Summary: As Christians, we must not lose sight of three eternal truths as we ponder and respond to the awful acts of terrorism in our country: (1) our future is in Christ and not in the world, (2) God judges evil and will triumph over evil, and (3) while the batt
Most of us have been glued to our televisions and radios this week, watching and listening to details of the horror that visited our shores on Tuesday, September 11. We’ve been hoping and praying for more survivors and mourning the thousands of dead with the rest of the nation, all the while asking ourselves how such evil acts could have happened.
We’ve been inundated with commentary and video replays. One Muslim representative on National Public Radio commented the only way the west could appease the Muslim fundamentalists would be not to exist at all, while another said no cause justifies the immoral and inhumane acts that occurred on Tuesday. Palestinians in Israel were shown celebrating the terrorists’ success in the streets, and the Afghan government advised its citizens to prepare for a holy war and said that it is an honor and a holy service to die fighting the United States.
A few well-known conservative Christian television personalities offered the opinion that our nation has sinned against God, and He no longer protects it . . . and they said that’s why the horrendous tragedies occurred. But we must remember that our nation is not a chosen people in a covenant relationship with God, as was Israel. Every Christian, no matter his or her nationality, is bound by Scripture to honor his or her relationship with God by faithfulness and righteousness. It is a personal, not a national, relationship. As to why the attack occurred, a National Public Radio commentator summed it up simply: It happened because the United States supports Israel, he said.
As we have sought this week to internalize the events and their meaning and impact, perhaps the lament of a volunteer rescue worker in New York City, in a short interview on MSNBC states the relevant theological truth: This world is evil. This world is evil, he said, shaking his head sadly.
Our sense of security has been shaken. No longer do our shores and borders seem safe from the hatred and violence in the world. Suddenly, we don’t just observe from afar the dangers people face in parts of the world torn by terrorism and violent persecution. We how experience the same fear and daily uncertainty as people living in countries of the Middle East, Africa, and other parts of the world. It’s not that hatred and violence is new. Indeed, the Bible teaches the wickedness of the unregenerate human heart beginning in the earliest chapters. But it is new to most of us experientially, and that has changed our thinking profoundly.

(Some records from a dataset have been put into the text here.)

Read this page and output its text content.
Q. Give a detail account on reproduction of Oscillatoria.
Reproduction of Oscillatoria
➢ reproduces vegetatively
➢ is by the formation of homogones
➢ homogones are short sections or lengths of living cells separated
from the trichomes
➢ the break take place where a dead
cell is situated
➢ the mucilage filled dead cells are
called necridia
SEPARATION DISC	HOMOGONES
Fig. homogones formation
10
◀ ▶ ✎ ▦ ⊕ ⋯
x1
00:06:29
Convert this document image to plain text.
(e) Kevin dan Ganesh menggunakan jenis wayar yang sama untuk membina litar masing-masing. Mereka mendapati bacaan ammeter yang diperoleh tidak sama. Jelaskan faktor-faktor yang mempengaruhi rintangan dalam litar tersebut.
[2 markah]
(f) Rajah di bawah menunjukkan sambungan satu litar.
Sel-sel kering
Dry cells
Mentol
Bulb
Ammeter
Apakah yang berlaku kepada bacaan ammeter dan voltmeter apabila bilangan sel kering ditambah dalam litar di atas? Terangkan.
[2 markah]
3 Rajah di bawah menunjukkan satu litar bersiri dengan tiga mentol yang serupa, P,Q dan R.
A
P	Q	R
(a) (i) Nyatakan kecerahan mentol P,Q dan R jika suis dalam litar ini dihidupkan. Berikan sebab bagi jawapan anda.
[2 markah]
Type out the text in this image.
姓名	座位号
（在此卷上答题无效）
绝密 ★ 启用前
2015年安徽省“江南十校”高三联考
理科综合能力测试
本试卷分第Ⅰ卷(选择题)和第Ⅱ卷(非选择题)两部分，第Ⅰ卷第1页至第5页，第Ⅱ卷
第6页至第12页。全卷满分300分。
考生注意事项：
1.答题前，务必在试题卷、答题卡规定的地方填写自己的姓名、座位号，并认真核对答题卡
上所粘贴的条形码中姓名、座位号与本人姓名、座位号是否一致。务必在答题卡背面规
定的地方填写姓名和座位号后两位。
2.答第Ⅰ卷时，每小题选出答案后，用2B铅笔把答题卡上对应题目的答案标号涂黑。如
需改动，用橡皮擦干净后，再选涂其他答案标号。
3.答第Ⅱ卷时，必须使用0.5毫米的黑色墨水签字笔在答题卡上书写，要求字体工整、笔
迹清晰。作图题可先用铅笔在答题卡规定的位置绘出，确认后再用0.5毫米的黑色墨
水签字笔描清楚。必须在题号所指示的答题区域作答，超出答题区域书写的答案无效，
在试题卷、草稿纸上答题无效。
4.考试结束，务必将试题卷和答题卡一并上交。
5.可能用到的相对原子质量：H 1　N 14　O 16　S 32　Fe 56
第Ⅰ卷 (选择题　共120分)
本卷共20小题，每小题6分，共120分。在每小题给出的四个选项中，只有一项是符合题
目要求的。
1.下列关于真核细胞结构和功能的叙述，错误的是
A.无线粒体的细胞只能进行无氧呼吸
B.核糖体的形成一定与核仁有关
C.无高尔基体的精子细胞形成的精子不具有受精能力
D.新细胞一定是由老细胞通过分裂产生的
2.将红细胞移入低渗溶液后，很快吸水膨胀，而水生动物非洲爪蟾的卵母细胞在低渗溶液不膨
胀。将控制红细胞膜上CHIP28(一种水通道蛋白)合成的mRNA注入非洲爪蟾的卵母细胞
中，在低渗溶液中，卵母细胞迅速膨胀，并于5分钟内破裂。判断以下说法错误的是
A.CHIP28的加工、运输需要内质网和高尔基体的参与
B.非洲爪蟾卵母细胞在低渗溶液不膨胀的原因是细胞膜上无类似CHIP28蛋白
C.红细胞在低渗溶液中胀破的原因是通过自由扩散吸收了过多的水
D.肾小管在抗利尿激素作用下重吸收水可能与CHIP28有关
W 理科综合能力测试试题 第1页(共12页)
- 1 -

As Christians, we must not lose sight of three eternal truths as we ponder and respond to the awful acts of terrorism in our country: (1) our future is in Christ and not in the world, (2) God judges evil and will triumph over evil, and (3) while the battle rages in our midst, God wants us to live in the light of eternity.
1. Our future is in Christ and not in the world
Regardless of good or evil circumstances affecting us, the focus of our lives, as Paul put it, is Christ Jesus our hope (1 Timothy 1:1). Nothing that has happened this week and nothing that will happen will change the things that matter to us most as Christians. Those things are our relationship with God, our future home in heaven with God and with all our loved ones who have known Christ, and the forgiveness and lovingkindness God has shown us and continues to show us.